Multiple study abroad programs serve nearly every city in the world, but not every program is approved by your college. Check with your study abroad office to learn your options. You may opt for a program in which you take classes with other Americans or you might prefer to jump into classes with locals. You might want to live with a host family or in the dorms. When deciding on your program, consider your academic and personal preferences and your approval for credit transfer.


Choosing a program approved for credit transfers:

Your study abroad office maintains a list of all of the programs it approves. If you participate on a program approved by your college, you can rest assured that the credits you earn abroad will transfer back to your school. (You will still need to work with your advisor if you want to count any of those credits toward your major.)

Sometimes, your school approves more than one study abroad program in each destination. It may even sponsor a program or two, meaning that the only participants are other students from your college. Other times, it does not approve any programs in a specific location at all.

If you do not find your choices to your liking, you may be able to petition the study abroad office to approve another program. If you want to study abroad without a program, you will also need to petition your college for approval. In fact, all study abroad students should work with their advisors, study abroad offices, and host universities to make sure their credits from abroad will transfer back home.

Choosing the right academic experience:

Different program models offer students different academic experiences. Consider your preferences and goals. How do you want to learn? From and with whom? How much guidance do you need?

  • For students who want to learn with other Americans: Island study abroad programs cater to U.S. students. They recreate a typical North American classroom overseas. Faculty from U.S. colleges are often the instructors. The language of instruction is usually English, which is great for students who aren’t fluent in a second language. Island programs thereby create an enclave of American learners within the host country. Any time you participate in a program or travel class sponsored by your college (only open to students at your college), you are participating in an island experience.
  • For students who want to immerse themselves as much as possible: In an integrated study abroad experience, students register directly for classes at a foreign university, not at an extension of a North American one. Their classmates are degree-seeking local students, and their professors are faculty from the host country. Integrated study abroad experiences attract independent students who are fluent in the language of the host country. There are two types of integrated experiences:
    • Direct enrollment: Students who undertake a direct enrollment do not register for a study abroad program at all. Instead, they take a leave of absence from their home universities to enroll at a foreign one. The student is in charge of everything, from housing to class registration. Students who directly enroll must work with their home universities more than any other students. Credit transfer can be tricky without administrative support.
    • Facilitated direct enrollment: To avoid extra responsibilities, a student may choose a facilitated direct enrollment. This type of program helps the student register for classes without compromising immersion.
  • For students who want immersion and support: Hybrid programs situate themselves between the island model and the integrated one. In a hybrid program, students take some classes—usually concentrating on the language or history of a host country—at a study center with other U.S. students. The rest of their credits are completed at a foreign university with local degree-seeking classmates.
  • For students who want to conduct an independent study abroad: Field-based programs, like hybrid programs, may require classes with other North Americans, with local students, or with both. Their differentiating feature is that they also have an independent study component. A student may have to perform research, write a thesis, or participate in an internship. Students customize their education and explore topics of interest hands-on. SIT is the largest study abroad organization to offer field-based programs.

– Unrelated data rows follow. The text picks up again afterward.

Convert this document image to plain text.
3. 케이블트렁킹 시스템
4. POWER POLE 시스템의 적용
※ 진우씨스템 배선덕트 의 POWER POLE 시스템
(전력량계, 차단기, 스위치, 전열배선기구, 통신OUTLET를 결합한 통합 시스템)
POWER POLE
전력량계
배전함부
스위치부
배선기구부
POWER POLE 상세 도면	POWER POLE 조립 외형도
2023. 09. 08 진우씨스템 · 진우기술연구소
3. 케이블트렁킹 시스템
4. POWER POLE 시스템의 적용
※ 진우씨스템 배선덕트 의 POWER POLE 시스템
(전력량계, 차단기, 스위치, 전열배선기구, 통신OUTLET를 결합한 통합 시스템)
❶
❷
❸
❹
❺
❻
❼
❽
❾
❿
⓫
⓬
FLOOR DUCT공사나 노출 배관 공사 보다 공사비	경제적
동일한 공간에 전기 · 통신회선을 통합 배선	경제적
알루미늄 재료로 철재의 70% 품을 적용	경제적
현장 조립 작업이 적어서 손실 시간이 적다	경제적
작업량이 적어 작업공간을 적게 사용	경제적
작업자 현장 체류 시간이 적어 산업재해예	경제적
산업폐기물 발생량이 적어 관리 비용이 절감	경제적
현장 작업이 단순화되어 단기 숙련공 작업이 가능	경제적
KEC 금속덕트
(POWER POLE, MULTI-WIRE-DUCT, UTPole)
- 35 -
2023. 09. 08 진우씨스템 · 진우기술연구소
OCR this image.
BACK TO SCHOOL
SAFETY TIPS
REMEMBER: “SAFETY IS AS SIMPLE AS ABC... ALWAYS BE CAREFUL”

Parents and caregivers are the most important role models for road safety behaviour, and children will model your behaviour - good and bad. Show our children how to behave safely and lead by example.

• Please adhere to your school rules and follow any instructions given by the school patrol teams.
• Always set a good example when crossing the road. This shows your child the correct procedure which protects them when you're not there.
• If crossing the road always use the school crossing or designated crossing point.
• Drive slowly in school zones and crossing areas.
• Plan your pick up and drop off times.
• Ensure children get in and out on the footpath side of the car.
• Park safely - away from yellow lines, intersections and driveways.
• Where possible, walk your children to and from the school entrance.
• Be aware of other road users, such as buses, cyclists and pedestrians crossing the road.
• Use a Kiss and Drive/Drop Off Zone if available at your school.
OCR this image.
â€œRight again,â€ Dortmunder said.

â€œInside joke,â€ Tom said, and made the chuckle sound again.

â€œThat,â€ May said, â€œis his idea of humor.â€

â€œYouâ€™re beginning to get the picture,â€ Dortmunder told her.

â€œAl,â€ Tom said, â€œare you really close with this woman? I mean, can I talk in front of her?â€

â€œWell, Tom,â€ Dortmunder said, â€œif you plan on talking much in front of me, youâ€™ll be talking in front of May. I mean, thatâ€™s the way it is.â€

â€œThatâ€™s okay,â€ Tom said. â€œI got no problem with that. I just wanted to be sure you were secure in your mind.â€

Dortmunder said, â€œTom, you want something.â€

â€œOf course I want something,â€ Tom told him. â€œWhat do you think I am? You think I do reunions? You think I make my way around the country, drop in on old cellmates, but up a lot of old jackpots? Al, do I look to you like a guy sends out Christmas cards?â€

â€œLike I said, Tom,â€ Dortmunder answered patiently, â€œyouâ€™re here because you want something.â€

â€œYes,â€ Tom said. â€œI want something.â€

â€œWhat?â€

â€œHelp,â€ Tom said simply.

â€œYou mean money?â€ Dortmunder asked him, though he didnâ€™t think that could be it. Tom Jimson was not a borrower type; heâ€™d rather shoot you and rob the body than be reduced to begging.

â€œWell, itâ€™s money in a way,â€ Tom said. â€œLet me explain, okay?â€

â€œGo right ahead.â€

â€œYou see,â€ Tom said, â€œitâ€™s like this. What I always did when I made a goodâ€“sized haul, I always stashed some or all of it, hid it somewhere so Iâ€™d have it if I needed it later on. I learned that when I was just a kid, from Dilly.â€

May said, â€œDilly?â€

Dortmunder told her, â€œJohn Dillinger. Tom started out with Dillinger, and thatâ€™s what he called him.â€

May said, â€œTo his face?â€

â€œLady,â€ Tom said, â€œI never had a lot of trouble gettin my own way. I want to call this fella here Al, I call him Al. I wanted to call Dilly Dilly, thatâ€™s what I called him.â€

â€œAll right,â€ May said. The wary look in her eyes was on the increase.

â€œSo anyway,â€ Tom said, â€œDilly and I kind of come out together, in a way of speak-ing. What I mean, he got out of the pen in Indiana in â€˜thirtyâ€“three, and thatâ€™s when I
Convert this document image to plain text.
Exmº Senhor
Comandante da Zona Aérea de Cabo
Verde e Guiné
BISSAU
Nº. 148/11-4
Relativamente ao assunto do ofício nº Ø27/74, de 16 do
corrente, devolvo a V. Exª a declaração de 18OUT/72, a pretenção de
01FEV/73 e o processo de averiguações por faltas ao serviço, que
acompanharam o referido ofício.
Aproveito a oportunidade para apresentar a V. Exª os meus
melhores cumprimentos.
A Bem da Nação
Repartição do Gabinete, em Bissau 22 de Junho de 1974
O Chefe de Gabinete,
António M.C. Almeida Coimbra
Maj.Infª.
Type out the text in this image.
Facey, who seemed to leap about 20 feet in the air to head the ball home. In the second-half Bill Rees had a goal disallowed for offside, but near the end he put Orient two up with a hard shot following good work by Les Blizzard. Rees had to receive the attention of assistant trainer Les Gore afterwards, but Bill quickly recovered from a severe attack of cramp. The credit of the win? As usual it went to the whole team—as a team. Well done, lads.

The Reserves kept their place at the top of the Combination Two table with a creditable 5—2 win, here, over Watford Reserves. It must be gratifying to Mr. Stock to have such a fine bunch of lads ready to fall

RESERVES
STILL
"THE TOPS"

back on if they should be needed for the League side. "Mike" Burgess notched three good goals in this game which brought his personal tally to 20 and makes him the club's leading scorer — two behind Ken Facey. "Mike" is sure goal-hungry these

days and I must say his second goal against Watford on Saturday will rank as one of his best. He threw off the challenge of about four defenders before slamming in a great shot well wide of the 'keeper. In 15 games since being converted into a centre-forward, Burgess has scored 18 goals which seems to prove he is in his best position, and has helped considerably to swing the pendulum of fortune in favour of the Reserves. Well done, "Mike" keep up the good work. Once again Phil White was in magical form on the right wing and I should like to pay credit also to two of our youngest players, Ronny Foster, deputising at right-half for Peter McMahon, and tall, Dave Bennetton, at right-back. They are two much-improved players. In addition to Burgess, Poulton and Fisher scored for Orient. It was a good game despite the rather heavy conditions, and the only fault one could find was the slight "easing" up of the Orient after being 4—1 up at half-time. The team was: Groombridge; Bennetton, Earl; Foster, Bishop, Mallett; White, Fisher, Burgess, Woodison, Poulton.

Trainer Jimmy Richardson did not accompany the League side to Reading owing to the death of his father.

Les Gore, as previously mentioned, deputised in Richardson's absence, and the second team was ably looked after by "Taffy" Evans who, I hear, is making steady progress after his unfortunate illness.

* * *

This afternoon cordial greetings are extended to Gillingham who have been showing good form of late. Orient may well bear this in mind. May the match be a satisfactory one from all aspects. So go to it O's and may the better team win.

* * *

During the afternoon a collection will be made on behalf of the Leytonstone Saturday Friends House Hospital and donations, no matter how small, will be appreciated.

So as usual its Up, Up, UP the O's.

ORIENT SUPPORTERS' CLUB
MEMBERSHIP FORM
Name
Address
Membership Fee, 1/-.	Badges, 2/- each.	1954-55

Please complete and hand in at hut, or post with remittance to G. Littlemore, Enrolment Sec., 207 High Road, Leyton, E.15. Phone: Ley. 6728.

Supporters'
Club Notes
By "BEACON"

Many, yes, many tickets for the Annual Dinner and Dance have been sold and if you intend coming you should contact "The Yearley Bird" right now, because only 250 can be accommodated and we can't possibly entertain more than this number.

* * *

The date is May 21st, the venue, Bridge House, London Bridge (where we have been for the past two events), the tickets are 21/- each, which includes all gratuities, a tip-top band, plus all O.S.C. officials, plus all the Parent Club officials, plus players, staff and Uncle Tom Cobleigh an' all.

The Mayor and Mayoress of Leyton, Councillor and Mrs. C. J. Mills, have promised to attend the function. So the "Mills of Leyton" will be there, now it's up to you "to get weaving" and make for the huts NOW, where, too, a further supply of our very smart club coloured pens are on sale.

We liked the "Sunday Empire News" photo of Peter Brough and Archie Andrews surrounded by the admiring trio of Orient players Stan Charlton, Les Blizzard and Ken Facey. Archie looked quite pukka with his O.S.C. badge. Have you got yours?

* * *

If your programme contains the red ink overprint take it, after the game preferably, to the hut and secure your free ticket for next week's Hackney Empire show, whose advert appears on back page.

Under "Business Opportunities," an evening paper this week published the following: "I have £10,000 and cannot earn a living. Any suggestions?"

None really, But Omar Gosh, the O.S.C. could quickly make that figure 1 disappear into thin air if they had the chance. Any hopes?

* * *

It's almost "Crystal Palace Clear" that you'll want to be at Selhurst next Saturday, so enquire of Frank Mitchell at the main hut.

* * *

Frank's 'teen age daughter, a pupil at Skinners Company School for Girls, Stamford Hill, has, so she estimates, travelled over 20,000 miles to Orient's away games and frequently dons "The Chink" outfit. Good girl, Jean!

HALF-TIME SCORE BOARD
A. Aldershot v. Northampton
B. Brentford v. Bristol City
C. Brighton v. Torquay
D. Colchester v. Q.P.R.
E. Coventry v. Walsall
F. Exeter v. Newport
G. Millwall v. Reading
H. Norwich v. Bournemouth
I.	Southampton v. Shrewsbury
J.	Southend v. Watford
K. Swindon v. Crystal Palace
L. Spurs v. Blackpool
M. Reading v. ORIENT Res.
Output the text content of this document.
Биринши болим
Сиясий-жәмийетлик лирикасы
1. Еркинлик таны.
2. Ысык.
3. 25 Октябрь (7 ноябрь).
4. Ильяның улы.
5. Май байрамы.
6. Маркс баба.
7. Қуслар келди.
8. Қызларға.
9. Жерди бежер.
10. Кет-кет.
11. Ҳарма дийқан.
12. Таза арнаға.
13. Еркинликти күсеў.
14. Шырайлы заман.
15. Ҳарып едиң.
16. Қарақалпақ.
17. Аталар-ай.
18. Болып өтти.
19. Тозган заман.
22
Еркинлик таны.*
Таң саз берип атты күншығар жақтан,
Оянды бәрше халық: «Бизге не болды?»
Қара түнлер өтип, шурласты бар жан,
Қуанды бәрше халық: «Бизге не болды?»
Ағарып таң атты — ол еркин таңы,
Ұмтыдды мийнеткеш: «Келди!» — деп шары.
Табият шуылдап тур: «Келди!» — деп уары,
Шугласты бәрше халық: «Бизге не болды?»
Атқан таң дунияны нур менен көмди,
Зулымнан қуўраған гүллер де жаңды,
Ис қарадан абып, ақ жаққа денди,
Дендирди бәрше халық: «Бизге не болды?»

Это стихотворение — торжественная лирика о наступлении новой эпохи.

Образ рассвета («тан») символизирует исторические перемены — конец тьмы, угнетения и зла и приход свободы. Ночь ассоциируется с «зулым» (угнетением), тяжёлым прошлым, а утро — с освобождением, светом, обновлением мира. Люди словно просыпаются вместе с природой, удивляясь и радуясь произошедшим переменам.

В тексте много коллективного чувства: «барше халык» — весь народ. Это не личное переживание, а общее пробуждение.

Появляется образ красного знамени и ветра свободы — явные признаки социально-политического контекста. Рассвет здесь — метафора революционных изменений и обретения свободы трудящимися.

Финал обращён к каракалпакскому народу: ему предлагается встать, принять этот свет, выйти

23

Choosing the right housing:

Some programs require that students live in a certain kind of housing, like with a host family or in a dorm. Other programs are flexible and let students pick their preferences. It could be that you have your heart set on one type of housing situation, and you pick a program that accommodates your preferences. Otherwise, you must decide which type of housing you prefer later. Either way, study abroad students typically live in one of three housing situations:

  • Host families: Living with a family during your time abroad gives you the most immersive experience possible. Your hosts become your immediate support system, conversation partners, and windows into the culture. Usually, you have your own bedroom and set of keys to the house. Depending on your agreement with the family, you receive one to three home-cooked meals a day. Some students enjoy the company and guidance. Others find it smothering after living on their own at college.
  • Apartments: Living on your own while abroad means total independence. You get to decide in which neighborhood you’d like to live, if you’d like to have a roommate, when and what to cook, etc. It’s all up to you. On the downside, the experience can be isolating, especially in a foreign country. As far as safety goes, you must be extra cautious. You don’t necessarily have a buddy who immediately notices if you don’t come home from class one day.
  • Dorms: Dorm life might be the answer for you if you love the college experience and want to emulate it abroad. You often live with other students from all over the world, not necessarily from your host country. You can explore together, but you may not get any linguistic immersion.